Severance taxes on Wyoming coal, oil, natural gas, soda ash and uranium in fiscal 1995 totaled about $184 million, less than half the amount raised a decade earlier.

"We've trapped ourselves," said Shelby Gerking, a professor of economics at the University of Wyoming in Laramie.

"Nothing will change unless the tax structure is reformed," Gerking said. "Unless the state has a fiscal or tax structure that will accommodate growth, it is not likely to try very hard to have it or even promote it."

Philip Burgess, who heads the Center for the New West, a free-enterprise think tank, believes that "the court order is forcing many Wyoming civic leaders to come to grips with a new reality.

"Those who want to keep Wyoming the wildest and mildest part of the country and forgo economic diversification may wind up shooting themselves in the foot by becoming very vulnerable to the next energy crisis," Burgess said.

However, with the state scrambling to find alternative sources of revenues to satisfy the court's directive, advocates of growth are in no position to ask for handouts.

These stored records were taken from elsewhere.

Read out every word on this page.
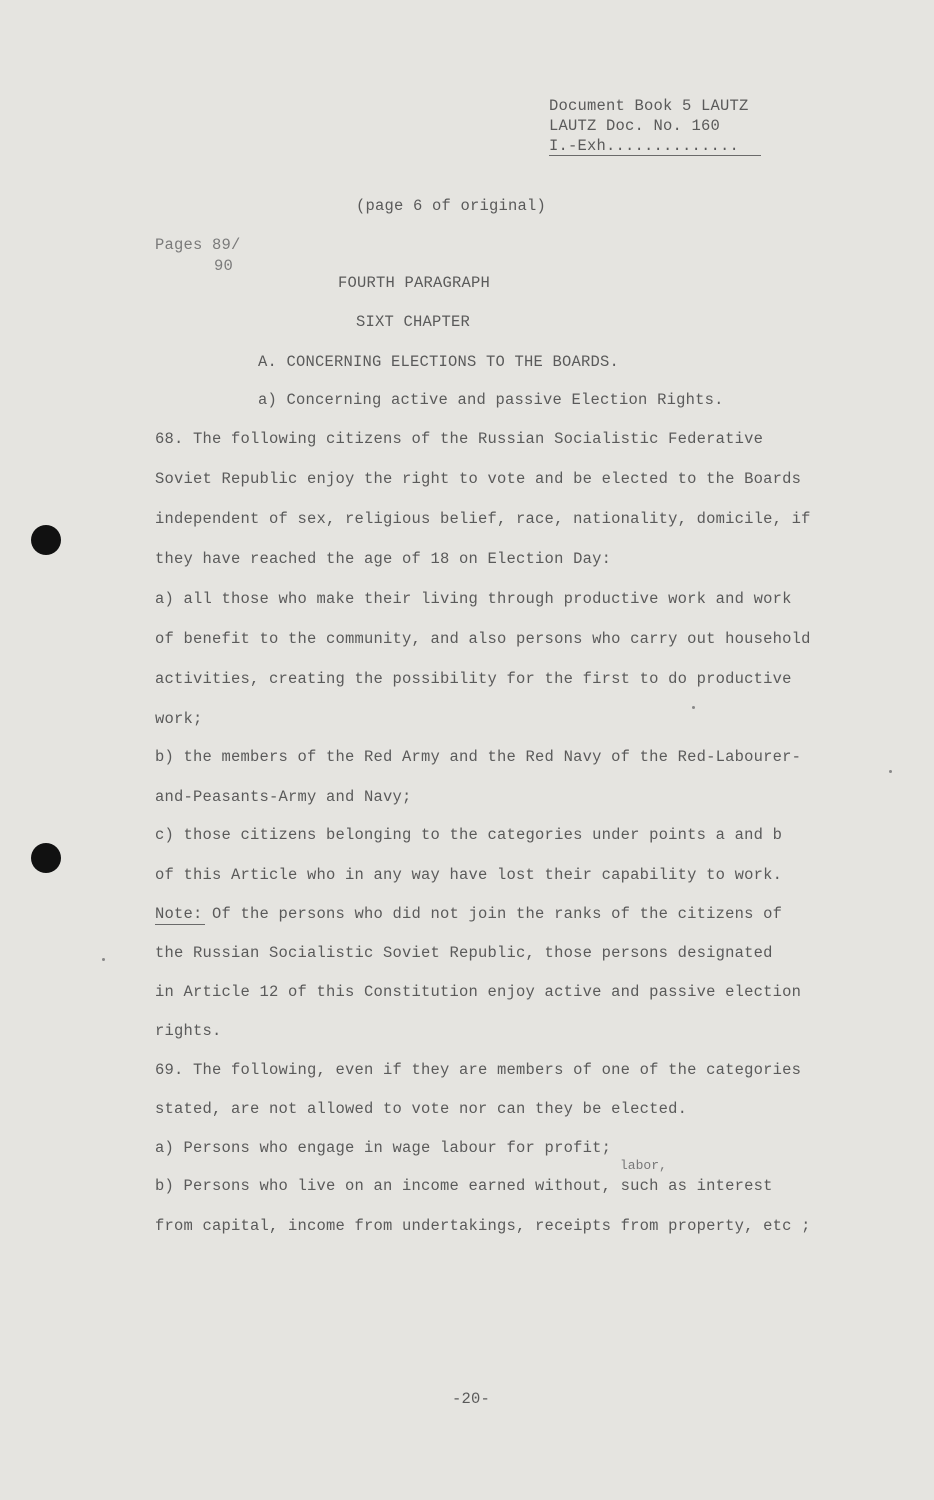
Document Book 5 LAUTZ
LAUTZ Doc. No. 160
I.-Exh..............
(page 6 of original)
Pages 89/
90
FOURTH PARAGRAPH
SIXT CHAPTER
A. CONCERNING ELECTIONS TO THE BOARDS.
a) Concerning active and passive Election Rights.
68. The following citizens of the Russian Socialistic Federative
Soviet Republic enjoy the right to vote and be elected to the Boards
independent of sex, religious belief, race, nationality, domicile, if
they have reached the age of 18 on Election Day:
a) all those who make their living through productive work and work
of benefit to the community, and also persons who carry out household
activities, creating the possibility for the first to do productive
work;
b) the members of the Red Army and the Red Navy of the Red-Labourer-
and-Peasants-Army and Navy;
c) those citizens belonging to the categories under points a and b
of this Article who in any way have lost their capability to work.
Note: Of the persons who did not join the ranks of the citizens of
the Russian Socialistic Soviet Republic, those persons designated
in Article 12 of this Constitution enjoy active and passive election
rights.
69. The following, even if they are members of one of the categories
stated, are not allowed to vote nor can they be elected.
a) Persons who engage in wage labour for profit;
labor,
b) Persons who live on an income earned without, such as interest
from capital, income from undertakings, receipts from property, etc ;
-20-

"There could not be a worse time to ask the state to fund incentives to attract new businesses to Wyoming," said Greg Palmquist of Cheyenne Leads, a private, nonprofit group dedicated to developing Cheyenne, Wyoming's largest city, with a population of 53,000. "Some companies considering a move to Wyoming are waiting to see how things shake out."

Or, local boosters fear, companies are moving to other states where shifts away from natural-resource-based economies are sparking financial booms--and new centers of power. Eight of the nation's top 10 job-producing states are in the West, as are 7 of the 10 states reporting the most rapid gains in personal income.

Wyoming is not among them.

Apart from Jackson, which plans to expand over the next two decades to become one of the largest playgrounds for the rich in the United States, much of Wyoming remains what one resident described as "scenically challenged" plains crossed by two-lane roads connecting isolated burgs serving miners, oil field workers and cowboys.

"So what if some other state makes more microchips than we do," said Gene Bryant, director of the state Department of Commerce.